The effect of sonication (26, 78 and 130 W cm−2) on d-fructose hydrogenation in the presence of heterogeneous catalysts was examined by Toukoniitty et al. [80]. The reaction rate and selectivity were investigated at various conditions of temperature (70–110 °C), pressure (10, 30, and 50 bar), and ultrasonic power (0–50 W) (Table 1; Entry 10). The application of sonication during the hydrogenation reaction considerably accelerated the reaction rate in the presence of the Cu/SiO2 catalyst.
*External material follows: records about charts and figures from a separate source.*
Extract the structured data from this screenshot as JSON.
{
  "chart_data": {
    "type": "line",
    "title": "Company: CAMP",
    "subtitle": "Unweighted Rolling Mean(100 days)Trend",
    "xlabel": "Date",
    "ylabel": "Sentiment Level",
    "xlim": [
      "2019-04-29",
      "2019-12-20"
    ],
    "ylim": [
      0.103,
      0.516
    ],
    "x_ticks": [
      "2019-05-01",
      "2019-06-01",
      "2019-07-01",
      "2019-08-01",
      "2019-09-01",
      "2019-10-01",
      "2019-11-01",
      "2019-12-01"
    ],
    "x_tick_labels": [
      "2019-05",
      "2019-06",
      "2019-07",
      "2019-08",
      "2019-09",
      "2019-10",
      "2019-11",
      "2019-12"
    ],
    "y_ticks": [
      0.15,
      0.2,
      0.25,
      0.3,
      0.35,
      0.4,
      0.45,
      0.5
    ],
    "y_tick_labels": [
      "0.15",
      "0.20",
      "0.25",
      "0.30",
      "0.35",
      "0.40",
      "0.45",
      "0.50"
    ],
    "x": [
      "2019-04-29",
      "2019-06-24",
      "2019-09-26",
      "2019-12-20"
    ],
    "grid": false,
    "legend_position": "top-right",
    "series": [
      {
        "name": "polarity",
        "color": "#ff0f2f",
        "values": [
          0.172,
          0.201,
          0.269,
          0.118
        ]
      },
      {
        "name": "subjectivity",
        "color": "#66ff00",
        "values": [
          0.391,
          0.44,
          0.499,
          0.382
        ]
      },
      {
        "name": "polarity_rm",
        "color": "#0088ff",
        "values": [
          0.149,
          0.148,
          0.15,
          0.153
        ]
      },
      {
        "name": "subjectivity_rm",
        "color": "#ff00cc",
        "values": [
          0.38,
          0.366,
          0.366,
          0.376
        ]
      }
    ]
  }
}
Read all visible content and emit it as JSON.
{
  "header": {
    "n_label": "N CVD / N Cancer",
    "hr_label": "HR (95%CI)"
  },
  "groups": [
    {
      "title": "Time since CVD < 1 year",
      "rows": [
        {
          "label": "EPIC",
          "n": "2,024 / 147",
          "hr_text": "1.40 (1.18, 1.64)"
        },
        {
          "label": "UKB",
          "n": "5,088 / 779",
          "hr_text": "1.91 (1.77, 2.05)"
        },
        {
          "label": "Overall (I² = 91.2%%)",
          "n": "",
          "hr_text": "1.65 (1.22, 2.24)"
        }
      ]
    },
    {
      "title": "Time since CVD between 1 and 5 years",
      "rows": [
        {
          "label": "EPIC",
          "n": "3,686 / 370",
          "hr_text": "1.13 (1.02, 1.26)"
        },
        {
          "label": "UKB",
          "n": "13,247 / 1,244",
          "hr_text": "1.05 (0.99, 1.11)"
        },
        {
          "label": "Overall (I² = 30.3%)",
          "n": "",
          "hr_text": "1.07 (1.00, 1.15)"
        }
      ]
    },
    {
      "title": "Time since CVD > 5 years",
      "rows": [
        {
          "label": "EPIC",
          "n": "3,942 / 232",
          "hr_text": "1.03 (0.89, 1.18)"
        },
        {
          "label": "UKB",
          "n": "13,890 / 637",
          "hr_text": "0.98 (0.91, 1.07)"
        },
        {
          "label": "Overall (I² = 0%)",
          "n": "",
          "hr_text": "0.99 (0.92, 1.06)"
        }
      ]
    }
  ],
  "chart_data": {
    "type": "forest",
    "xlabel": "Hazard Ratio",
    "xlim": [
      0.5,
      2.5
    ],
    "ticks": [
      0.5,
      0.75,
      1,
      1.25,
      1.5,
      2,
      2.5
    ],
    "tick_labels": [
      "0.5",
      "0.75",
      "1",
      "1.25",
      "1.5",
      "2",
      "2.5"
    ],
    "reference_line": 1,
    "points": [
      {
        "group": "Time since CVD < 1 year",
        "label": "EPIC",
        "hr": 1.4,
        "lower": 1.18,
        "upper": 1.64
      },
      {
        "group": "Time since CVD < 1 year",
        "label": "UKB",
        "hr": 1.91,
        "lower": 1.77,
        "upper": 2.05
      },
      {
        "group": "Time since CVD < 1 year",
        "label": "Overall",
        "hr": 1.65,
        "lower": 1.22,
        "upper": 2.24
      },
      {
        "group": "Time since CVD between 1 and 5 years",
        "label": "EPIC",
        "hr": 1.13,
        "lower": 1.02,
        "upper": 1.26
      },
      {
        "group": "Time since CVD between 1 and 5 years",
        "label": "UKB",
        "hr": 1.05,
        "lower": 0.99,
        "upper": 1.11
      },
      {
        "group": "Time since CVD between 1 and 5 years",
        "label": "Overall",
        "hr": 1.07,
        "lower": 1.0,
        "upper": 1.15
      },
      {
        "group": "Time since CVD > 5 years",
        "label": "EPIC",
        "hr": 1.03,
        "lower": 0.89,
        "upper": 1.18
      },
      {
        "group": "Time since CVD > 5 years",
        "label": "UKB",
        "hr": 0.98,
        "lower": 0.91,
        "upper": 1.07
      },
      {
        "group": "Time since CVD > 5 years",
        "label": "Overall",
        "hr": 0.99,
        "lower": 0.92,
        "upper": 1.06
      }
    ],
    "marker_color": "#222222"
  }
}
High temperature and pressure had a moderate effect on the catalyst activity whereas the variation of nominal ultrasonic power input effectively improved the reaction rates.

Challenges and Future Perspectives

In most cases, combining catalysis with sonication has interesting effects on reactions course. In the present mini-review, we have shown that the use of sonocatalysis allows avoiding harsh chemical conditions, along with reducing reaction times and improving heat and mass transfer, thereby increasing chemical rate constants, yields, and selectivities. Hence, the ultrasound-assisted catalysis can be successfully applied for the pretreatment and chemical conversion of lignocellulosic biomass and its derivatives in a variety of processes such as hydrolysis, oxidation, and hydrogenation reactions. The recent studies on the use of ultrasound to assist catalytic reactions have clearly shown great advantages and technological potential of this concept for the chemical industry, especially when thinking about processes under flow. More significant scientific breakthroughs for biomass valorization are expected to occur in this innovative field in the near future. Last, but not least, and continuing in the same lines, the important role of ultrasound on photocatalysis (ultrasound and photocatalysis together) for the valorization of lignocellulosic biomass and its derivatives might be also a promising research avenue worth broad interest in the huge spectrum of possibilities offered by lignocellulose-based processes, for instance, sonophotocatalytic proof concepts for: lignocellulosic biomass depolymerization [81], biohydrogen [82], and biomethane production [83].